"Конкретного ничего не помню. Помню только, что со мной таких разговоров родители никогда специально не вели. Ну, в этом аспекте мой случай совершенно не типичный. Я мальчик из еврейской семьи. Причем семьи, в которой родители умели говорить на идиш (а для папы это был просто родной, естественный язык общения). Так вот, с малых лет я слышал, что про что-то плохое говорят слова "рейте бихелс" или "ратемахт". Много-много лет спустя я понял, что "рейте бихелс" – это "красная книжечка" (партбилет), а "ратемахт" – советская власть. Софья Власьевна – на языке тех, кто идишем не владел. Нет, КПСС в нашей семье сильно не любили, и в этом я с родителями рано согласился. Современной "политики" никогда в разговорах со мной не касались. За исключением одного, совершенно уж нетипичного случая. В октябре 1973 года (в первый день "войны Судного дня") отец зажег свечи, молился (что я очень редко видел), и я понял, что произошло что-то страшное. Кстати да, угадал: начиналась та война очень страшно…" (М. С. Интервью 9. Личный архив автора).
"24 съезд КПСС проходил в то время, пока я болел и лежал дома, не посещал занятия в школе. Смотреть это с утра до вечера по телевизору было ужасающе. Отменили все мультики, передачи типа "Очевидное – невероятное" и "В мире животных". С этого периода я по-детски невзлюбил партию и лично товарища Брежнева" (Л. С. Интервью 10. Личный архив автора).

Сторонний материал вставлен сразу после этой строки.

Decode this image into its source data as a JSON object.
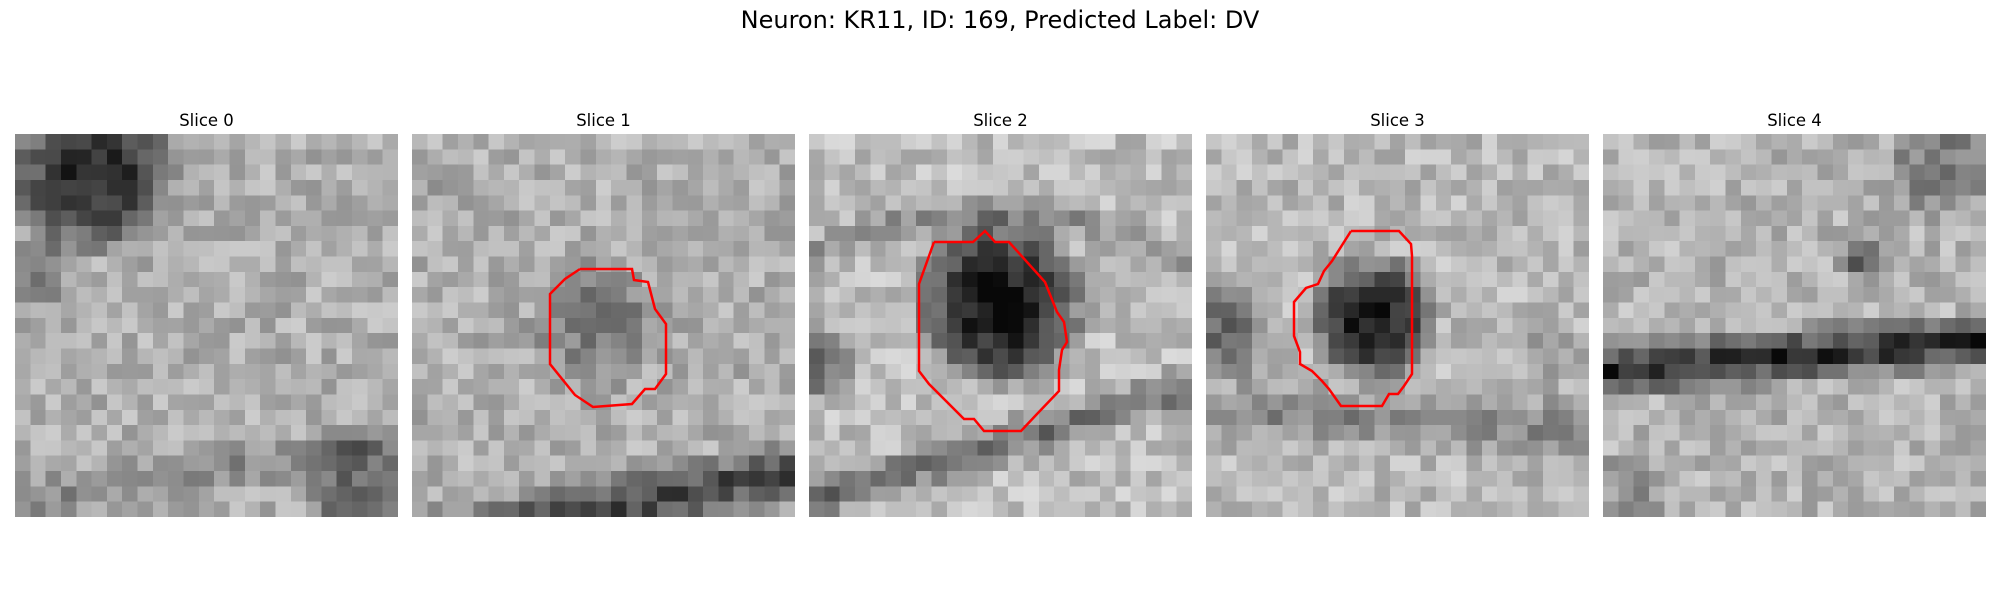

"В детстве никаких вопросов в голову не приходило. Родители отучили думать в этом направлении. От политики мои измученные ею родители обороняли нас с сестрой просто: с дошкольного возраста отдали в музыкальную школу и не давали продохнуть – делали из нас профессиональных музыкантов. Работать мы должны были музыкальными учительницами – подальше от реальной жизни. Сестра ничем таким не интересовалась. А я лет с четырнадцати запоминала проговорки родителей. В детстве об этом нельзя было с ними заговорить, как и о половой жизни. Эти темы шли почему-то рядом. Когда я стала что-то соображать, стала спрашивать. Ответ был: лучше вам этого не знать, потому что все это наверняка вернется. Рот был на замке всегда. Проговорки возникали при пьяных посиделках с родственниками. Кто-то из них за столом изрекал: "А я при Сталине жил хорошо". Мама покрывалась пятнами, вытаскивала бедолагу в коридор и страшным шепотом кричала: "Сталин людей убивал!". Однажды родному брату морду разодрала за что-то подобное" (А. К. Интервью 11. Личный архив автора).
"В семье неосторожных вопросов и ответов не было. Друзья семьи, фронтовики – сослуживцы отца, встречались часто и вели горячие разговоры и споры, в открытую, при нас. Среди них были те, кого бы сейчас назвали сталинистами, но были и резкие противники "режима". Но я так понял, что они доверяли друг другу полностью – война научила. Один из них как-то сказал мне: "У нас на фронте стукачи долго не жили". И вообще, когда я сейчас слышу про "поголовный страх", я этого не понимаю. Всякие разговоры, что "народ не знал", "нам не говорили" я категорически не принимаю. "Не говорили, а ты спрашивал?"" (П. Г. Интервью 2. Личный архив автора).
Нет, дети ни о чем не спрашивали, тем более о политике. Хотя идеологи-воспитатели уверяли, будто школьников волнуют все более острые политические вопросы, и перечисляли, какие именно. Вот примеры санкционированных вопросов из книги "Идейно-политическое воспитание школьников" (М.: Просвещение. 1982): "Почему преступления империалистов в Чили продолжаются так долго?", "Какие формы агрессии использует империализм против нашего государства?" (с. 21). Но таких вопросов тоже никто не задавал. Можно предположить, хотя мне такая практика не встречалась, что классный руководитель распределил бы роли – например, на политинформации: ты встанешь и спросишь о формах агрессии, а ты ответишь, что есть культурная агрессия, идеологическая агрессия и экономическая агрессия. Список агрессий – строгая цитата из книги (с. 21).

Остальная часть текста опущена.